Nigeria says arrests Iran-linked cell targeting US, Israel
ABUJA (Reuters) - Nigeria's secret service say they have arrested a "terrorist cell" trained in Iran who planned to attack U.S. and Israeli targets in Africa's most populous nation.
The State Security Service (SSS) said they arrested Abdullahi Mustapha Berende and two other Nigerians in December after Berende made several suspicious trips to Iran where he interacted with Iranians in a "high profile terrorist network".
"His Iranian sponsors requested that he identifies and gathers intelligence on public places and prominent hotels frequented by Americans and Israelis to facilitate attacks," SSS spokeswoman Marilyn Ogar said in a statement.
"There is conclusive evidence that Berende in collaboration with his Iranian handlers were involved in grievous crimes against the national security of this country."
Iran has yet to respond to the allegations.
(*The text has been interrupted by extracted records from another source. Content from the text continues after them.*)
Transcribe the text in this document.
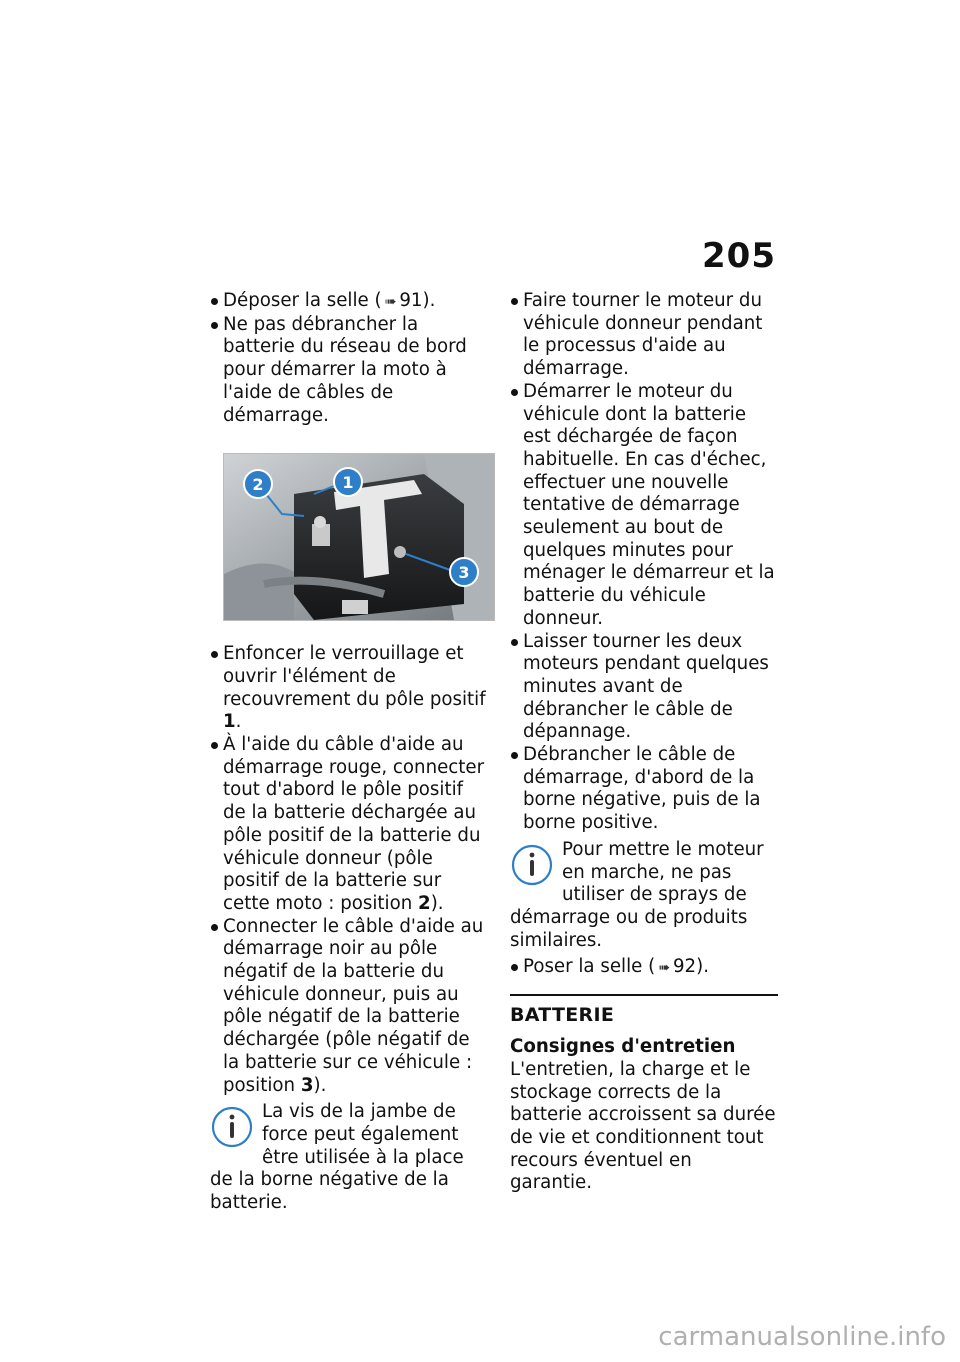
205
Déposer la selle ( ➠ 91).
Ne pas débrancher la batterie du réseau de bord pour démarrer la moto à l'aide de câbles de démarrage.
2	1
3
Enfoncer le verrouillage et ouvrir l'élément de recouvrement du pôle positif 1.
À l'aide du câble d'aide au démarrage rouge, connecter tout d'abord le pôle positif de la batterie déchargée au pôle positif de la batterie du véhicule donneur (pôle positif de la batterie sur cette moto : position 2).
Connecter le câble d'aide au démarrage noir au pôle négatif de la batterie du véhicule donneur, puis au pôle négatif de la batterie déchargée (pôle négatif de la batterie sur ce véhicule : position 3).
La vis de la jambe de force peut également être utilisée à la place de la borne négative de la batterie.
Faire tourner le moteur du véhicule donneur pendant le processus d'aide au démarrage.
Démarrer le moteur du véhicule dont la batterie est déchargée de façon habituelle. En cas d'échec, effectuer une nouvelle tentative de démarrage seulement au bout de quelques minutes pour ménager le démarreur et la batterie du véhicule donneur.
Laisser tourner les deux moteurs pendant quelques minutes avant de débrancher le câble de dépannage.
Débrancher le câble de démarrage, d'abord de la borne négative, puis de la borne positive.
Pour mettre le moteur en marche, ne pas utiliser de sprays de démarrage ou de produits similaires.
Poser la selle ( ➠ 92).
BATTERIE
Consignes d'entretien

L'entretien, la charge et le stockage corrects de la batterie accroissent sa durée de vie et conditionnent tout recours éventuel en garantie.

carmanualsonline.info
Berende, who will now be charged in court, admitted spying for Iranian counterparts to reporters on Wednesday.
"As for surveillance, that one is true ... It is a regrettable phenomenon I shouldn't be proud of it," he said as he was paraded by the SSS in their Abuja offices.
He received $30,000 to carry out operations, the SSS said.
This is not the first diplomatic incident between Nigeria and Iran. An Iranian diplomat was arrested in 2004 on suspicion of spying on the Israeli embassy in Nigeria's capital Abuja, Israeli sources said. Iran denied any arrest.
In 2010, authorities at a Lagos port found a hidden shipment of artillery rockets, rifle rounds and other weapons from Iran. The shipment was supposedly bound for Gambia. A Nigerian and an Iranian face criminal charges over the shipment.
Tehran has previously denied any involvement in bomb attacks against Israeli embassy targets in India and Thailand in February last year and dismissed accusations it was involved in a bombing in Bulgaria that killed seven Israeli tourists last July.
Iran has accused Israeli and Western agents of sabotaging its disputed nuclear program, including the assassination of several of its scientists. The Iranians deny that the sabotage has significantly set back their nuclear program.
Berende first travelled to Iran in 2006 where he studied at an Islamic university, before returning in 2011 for weapons and explosives training, the SSS said.
Ogar said Berende sent his Iranian partners photos of the Israeli cultural centre in Lagos and told them that they should attack former military ruler Ibrahim Babangida and Islamic spiritual leader the Sultan of Sokoto to "unsettle the West".
Nigeria's population of 160 million is split roughly equally between a mostly Muslim north and a largely Christian south.
Islamist groups in the north have become the biggest threat to stability in Africa's top oil producer. Western governments are increasingly concerned they are linking up with extremists outside Nigeria, including al Qaeda's north African wing.